Reformers in the late 1960s and early 1970s pressed successfully for deemphasizing institutional care, which they contended often led to abuse of patients. Their idea was that patients could function in society with supervised reliance on medications for the control of erratic, sometimes anti-social, behavior. In the 1950s mental institutions housed three times as many patients as prisons held convicts. Both populations, at that, were small by current standards. Throughout the U.S. today, prison inmates total more than 2 million, compared with only 338,029 in 1970. General population growth is partly responsible; even more significant factors are increased crime and tougher sentencing laws. In Texas, the prison population is 13 times larger than in 1970—12,000 back then vs. more than 157,000 today.

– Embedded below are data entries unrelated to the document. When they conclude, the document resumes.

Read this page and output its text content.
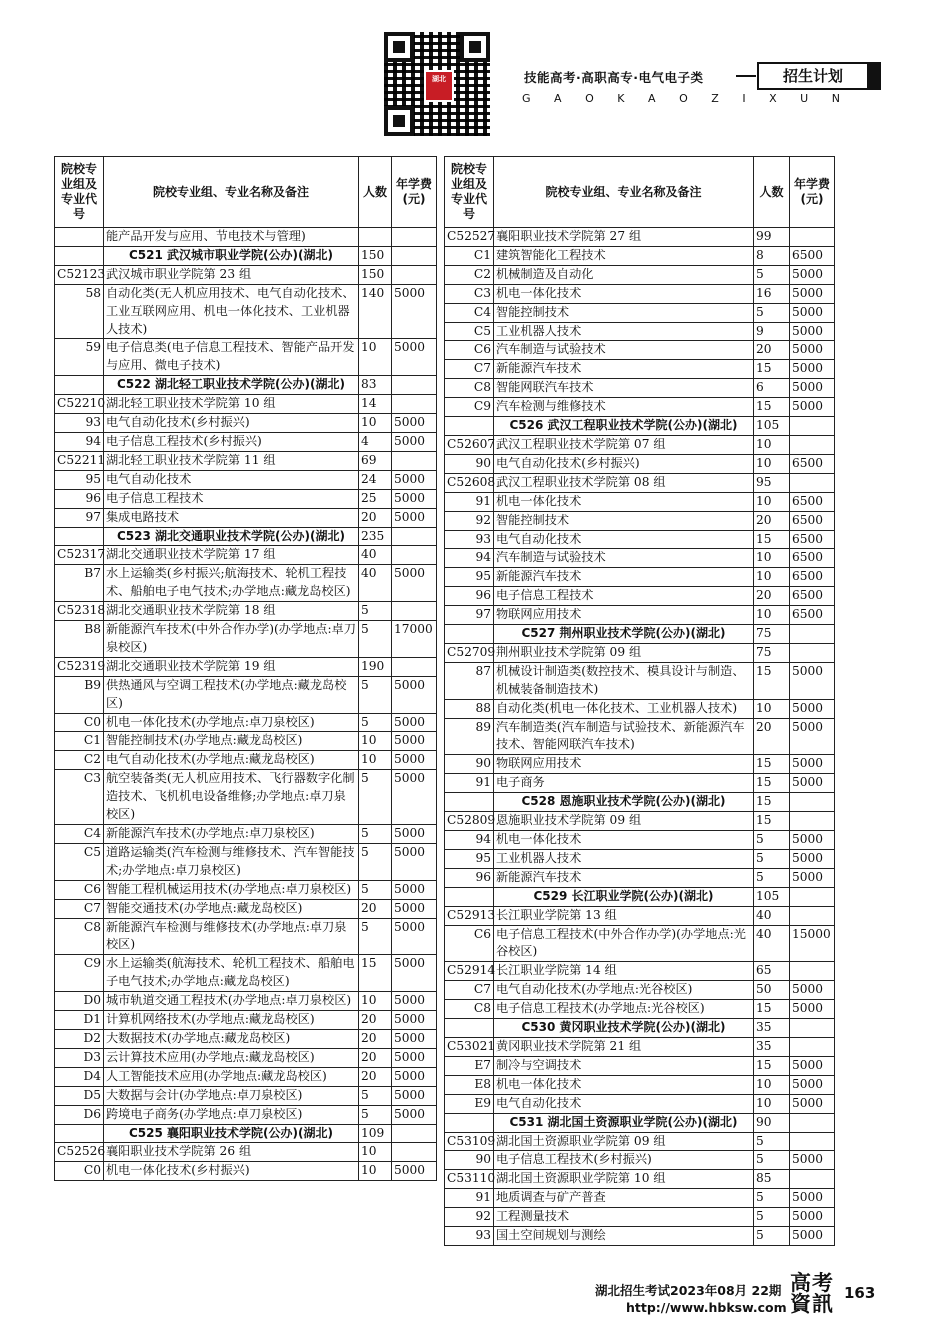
湖北	技能高考·高职高专·电气电子类	招生计划
G A O K A O Z I X U N
院校专业组及专业代号	院校专业组、专业名称及备注	人数	年学费(元)
	能产品开发与应用、节电技术与管理)		
	C521 武汉城市职业学院(公办)(湖北)	150	
C52123	武汉城市职业学院第 23 组	150	
58	自动化类(无人机应用技术、电气自动化技术、工业互联网应用、机电一体化技术、工业机器人技术)	140	5000
59	电子信息类(电子信息工程技术、智能产品开发与应用、微电子技术)	10	5000
	C522 湖北轻工职业技术学院(公办)(湖北)	83	
C52210	湖北轻工职业技术学院第 10 组	14	
93	电气自动化技术(乡村振兴)	10	5000
94	电子信息工程技术(乡村振兴)	4	5000
C52211	湖北轻工职业技术学院第 11 组	69	
95	电气自动化技术	24	5000
96	电子信息工程技术	25	5000
97	集成电路技术	20	5000
	C523 湖北交通职业技术学院(公办)(湖北)	235	
C52317	湖北交通职业技术学院第 17 组	40	
B7	水上运输类(乡村振兴;航海技术、轮机工程技术、船舶电子电气技术;办学地点:藏龙岛校区)	40	5000
C52318	湖北交通职业技术学院第 18 组	5	
B8	新能源汽车技术(中外合作办学)(办学地点:卓刀泉校区)	5	17000
C52319	湖北交通职业技术学院第 19 组	190	
B9	供热通风与空调工程技术(办学地点:藏龙岛校区)	5	5000
C0	机电一体化技术(办学地点:卓刀泉校区)	5	5000
C1	智能控制技术(办学地点:藏龙岛校区)	10	5000
C2	电气自动化技术(办学地点:藏龙岛校区)	10	5000
C3	航空装备类(无人机应用技术、飞行器数字化制造技术、飞机机电设备维修;办学地点:卓刀泉校区)	5	5000
C4	新能源汽车技术(办学地点:卓刀泉校区)	5	5000
C5	道路运输类(汽车检测与维修技术、汽车智能技术;办学地点:卓刀泉校区)	5	5000
C6	智能工程机械运用技术(办学地点:卓刀泉校区)	5	5000
C7	智能交通技术(办学地点:藏龙岛校区)	20	5000
C8	新能源汽车检测与维修技术(办学地点:卓刀泉校区)	5	5000
C9	水上运输类(航海技术、轮机工程技术、船舶电子电气技术;办学地点:藏龙岛校区)	15	5000
D0	城市轨道交通工程技术(办学地点:卓刀泉校区)	10	5000
D1	计算机网络技术(办学地点:藏龙岛校区)	20	5000
D2	大数据技术(办学地点:藏龙岛校区)	20	5000
D3	云计算技术应用(办学地点:藏龙岛校区)	20	5000
D4	人工智能技术应用(办学地点:藏龙岛校区)	20	5000
D5	大数据与会计(办学地点:卓刀泉校区)	5	5000
D6	跨境电子商务(办学地点:卓刀泉校区)	5	5000
	C525 襄阳职业技术学院(公办)(湖北)	109	
C52526	襄阳职业技术学院第 26 组	10	
C0	机电一体化技术(乡村振兴)	10	5000
院校专业组及专业代号	院校专业组、专业名称及备注	人数	年学费(元)
C52527	襄阳职业技术学院第 27 组	99	
C1	建筑智能化工程技术	8	6500
C2	机械制造及自动化	5	5000
C3	机电一体化技术	16	5000
C4	智能控制技术	5	5000
C5	工业机器人技术	9	5000
C6	汽车制造与试验技术	20	5000
C7	新能源汽车技术	15	5000
C8	智能网联汽车技术	6	5000
C9	汽车检测与维修技术	15	5000
	C526 武汉工程职业技术学院(公办)(湖北)	105	
C52607	武汉工程职业技术学院第 07 组	10	
90	电气自动化技术(乡村振兴)	10	6500
C52608	武汉工程职业技术学院第 08 组	95	
91	机电一体化技术	10	6500
92	智能控制技术	20	6500
93	电气自动化技术	15	6500
94	汽车制造与试验技术	10	6500
95	新能源汽车技术	10	6500
96	电子信息工程技术	20	6500
97	物联网应用技术	10	6500
	C527 荆州职业技术学院(公办)(湖北)	75	
C52709	荆州职业技术学院第 09 组	75	
87	机械设计制造类(数控技术、模具设计与制造、机械装备制造技术)	15	5000
88	自动化类(机电一体化技术、工业机器人技术)	10	5000
89	汽车制造类(汽车制造与试验技术、新能源汽车技术、智能网联汽车技术)	20	5000
90	物联网应用技术	15	5000
91	电子商务	15	5000
	C528 恩施职业技术学院(公办)(湖北)	15	
C52809	恩施职业技术学院第 09 组	15	
94	机电一体化技术	5	5000
95	工业机器人技术	5	5000
96	新能源汽车技术	5	5000
	C529 长江职业学院(公办)(湖北)	105	
C52913	长江职业学院第 13 组	40	
C6	电子信息工程技术(中外合作办学)(办学地点:光谷校区)	40	15000
C52914	长江职业学院第 14 组	65	
C7	电气自动化技术(办学地点:光谷校区)	50	5000
C8	电子信息工程技术(办学地点:光谷校区)	15	5000
	C530 黄冈职业技术学院(公办)(湖北)	35	
C53021	黄冈职业技术学院第 21 组	35	
E7	制冷与空调技术	15	5000
E8	机电一体化技术	10	5000
E9	电气自动化技术	10	5000
	C531 湖北国土资源职业学院(公办)(湖北)	90	
C53109	湖北国土资源职业学院第 09 组	5	
90	电子信息工程技术(乡村振兴)	5	5000
C53110	湖北国土资源职业学院第 10 组	85	
91	地质调查与矿产普查	5	5000
92	工程测量技术	5	5000
93	国土空间规划与测绘	5	5000
湖北招生考试2023年08月 22期
http://www.hbksw.com
高考資訊 163
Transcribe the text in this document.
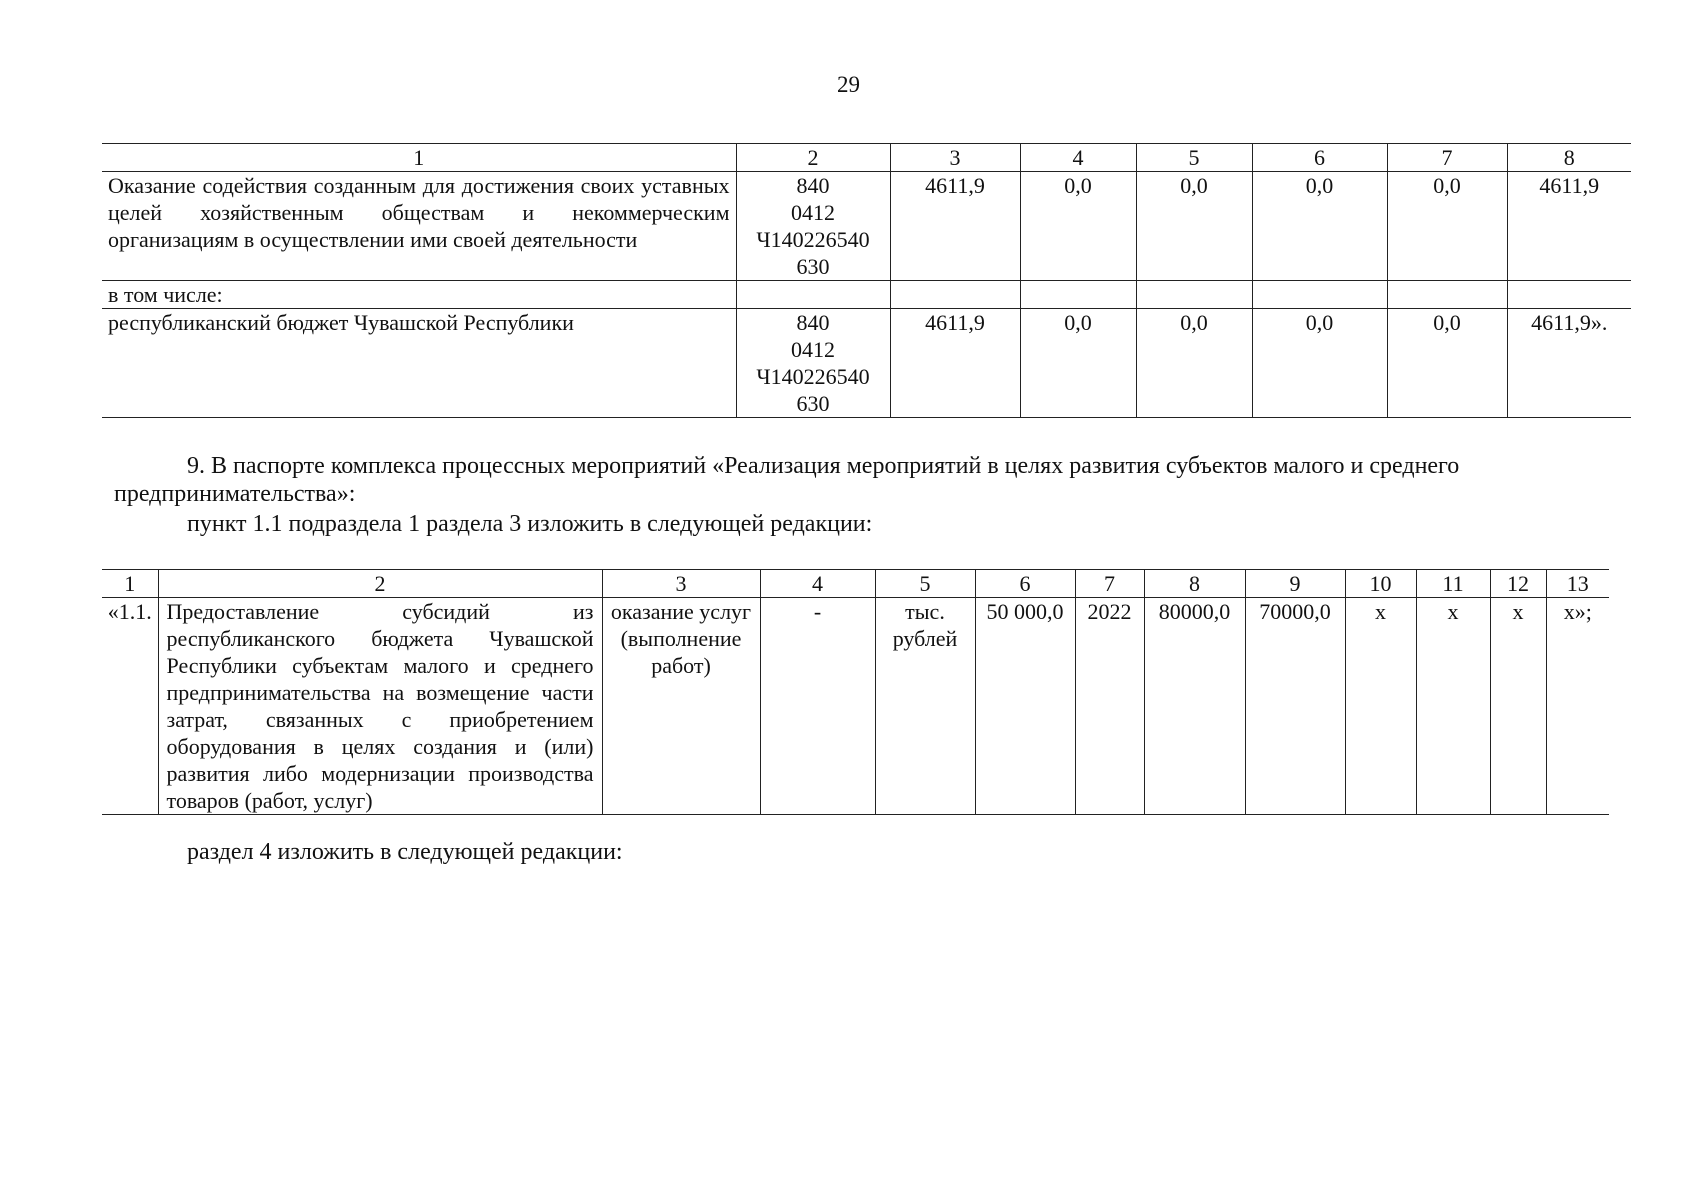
29
1	2	3	4	5	6	7	8
Оказание содействия созданным для достижения своих уставных целей хозяйственным обществам и некоммерческим организациям в осуществлении ими своей деятельности	840
0412
Ч140226540
630	4611,9	0,0	0,0	0,0	0,0	4611,9
в том числе:							
республиканский бюджет Чувашской Республики	840
0412
Ч140226540
630	4611,9	0,0	0,0	0,0	0,0	4611,9».
9. В паспорте комплекса процессных мероприятий «Реализация мероприятий в целях развития субъектов малого и среднего
предпринимательства»:
пункт 1.1 подраздела 1 раздела 3 изложить в следующей редакции:
1	2	3	4	5	6	7	8	9	10	11	12	13
«1.1.	Предоставление субсидий из республиканского бюджета Чувашской Республики субъектам малого и среднего предпринимательства на возмещение части затрат, связанных с приобретением оборудования в целях создания и (или) развития либо модернизации производства товаров (работ, услуг)	оказание услуг (выполнение работ)	-	тыс. рублей	50 000,0	2022	80000,0	70000,0	х	х	х	х»;
раздел 4 изложить в следующей редакции:
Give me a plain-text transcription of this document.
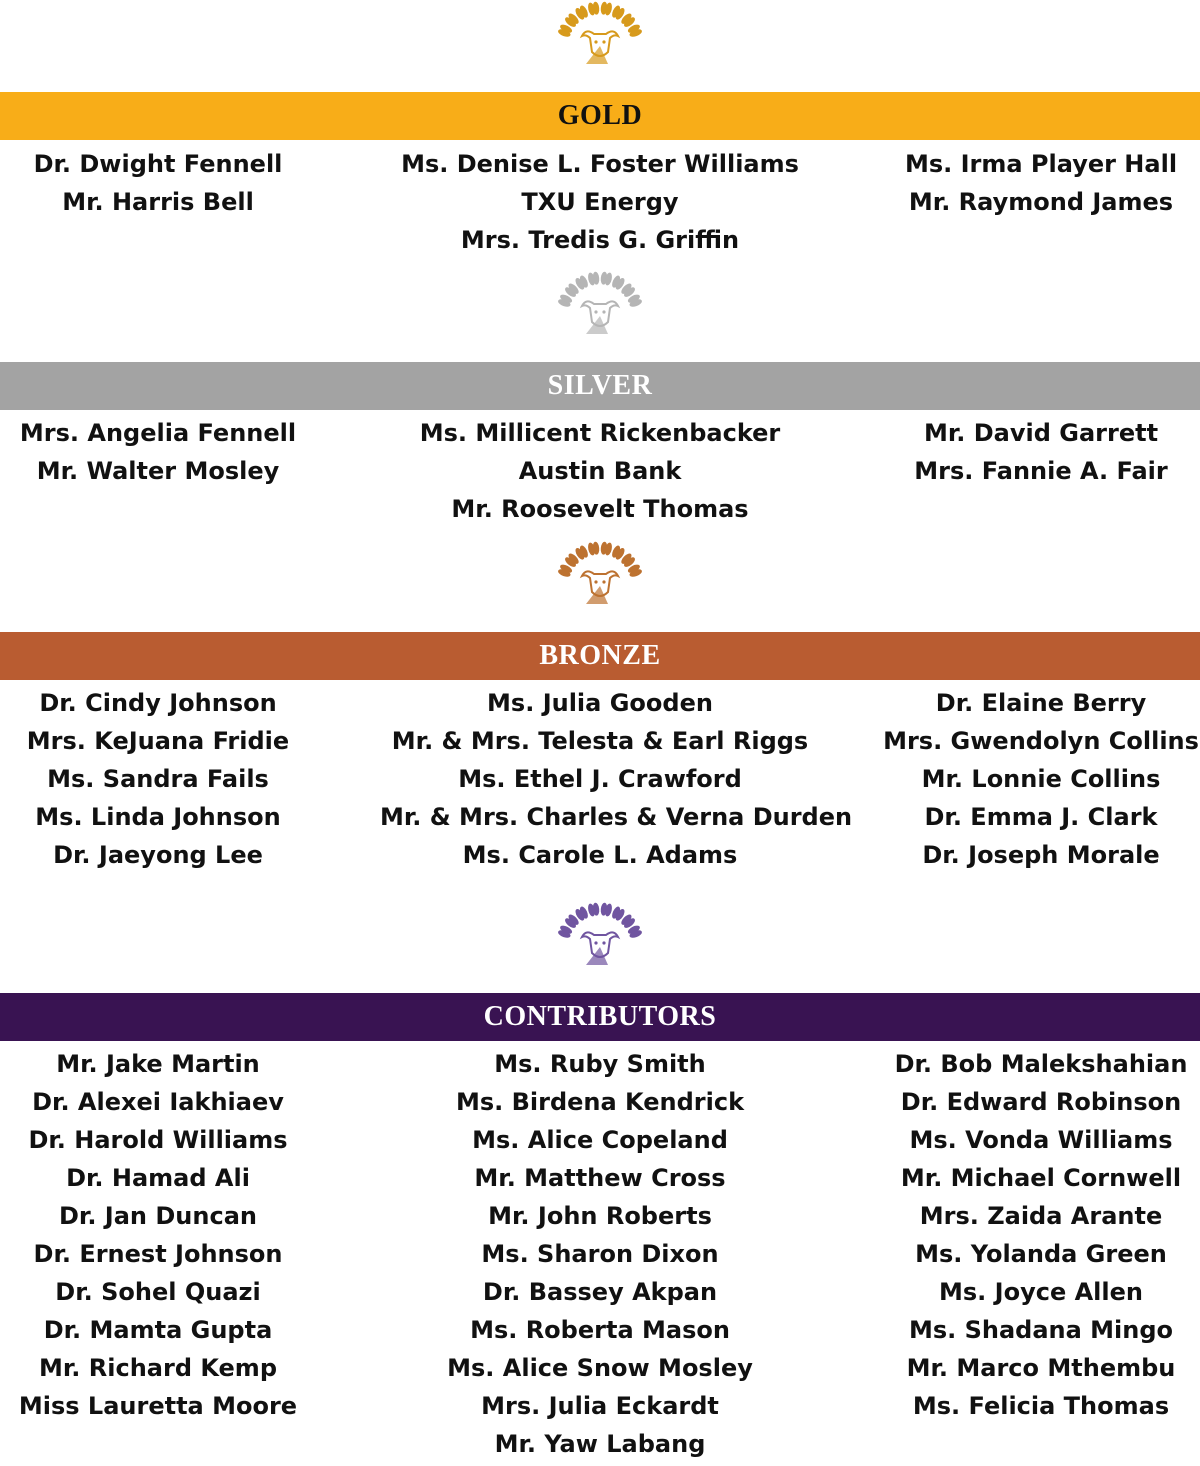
GOLD
Dr. Dwight Fennell
Mr. Harris Bell
Ms. Denise L. Foster Williams
TXU Energy
Mrs. Tredis G. Griffin
Ms. Irma Player Hall
Mr. Raymond James
SILVER
Mrs. Angelia Fennell
Mr. Walter Mosley
Ms. Millicent Rickenbacker
Austin Bank
Mr. Roosevelt Thomas
Mr. David Garrett
Mrs. Fannie A. Fair
BRONZE
Dr. Cindy Johnson
Mrs. KeJuana Fridie
Ms. Sandra Fails
Ms. Linda Johnson
Dr. Jaeyong Lee
Ms. Julia Gooden
Mr. & Mrs. Telesta & Earl Riggs
Ms. Ethel J. Crawford
Mr. & Mrs. Charles & Verna Durden
Ms. Carole L. Adams
Dr. Elaine Berry
Mrs. Gwendolyn Collins
Mr. Lonnie Collins
Dr. Emma J. Clark
Dr. Joseph Morale
CONTRIBUTORS
Mr. Jake Martin
Dr. Alexei Iakhiaev
Dr. Harold Williams
Dr. Hamad Ali
Dr. Jan Duncan
Dr. Ernest Johnson
Dr. Sohel Quazi
Dr. Mamta Gupta
Mr. Richard Kemp
Miss Lauretta Moore
Ms. Ruby Smith
Ms. Birdena Kendrick
Ms. Alice Copeland
Mr. Matthew Cross
Mr. John Roberts
Ms. Sharon Dixon
Dr. Bassey Akpan
Ms. Roberta Mason
Ms. Alice Snow Mosley
Mrs. Julia Eckardt
Mr. Yaw Labang
Dr. Bob Malekshahian
Dr. Edward Robinson
Ms. Vonda Williams
Mr. Michael Cornwell
Mrs. Zaida Arante
Ms. Yolanda Green
Ms. Joyce Allen
Ms. Shadana Mingo
Mr. Marco Mthembu
Ms. Felicia Thomas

Particularly striking is the recent estimate that “deinstitutionalization”—the release of mental patients into the general population —now accounts for up to 14 percent of the growth in incarceration. Today, eight times as many mentally ill persons are admitted into prisons and jails as mental hospitals.
Mentally ill offenders also contribute to the probation and parole caseloads. Texas has a significant percent of offenders with mental illness throughout its prison, probation, and parole systems.
Mental illness also has a substantial impact on county jails. Of the 1 million offenders jailed every year, 17 percent are former MHMR clients. Some 20 percent of Harris County Jail inmates receive medications for mental illness.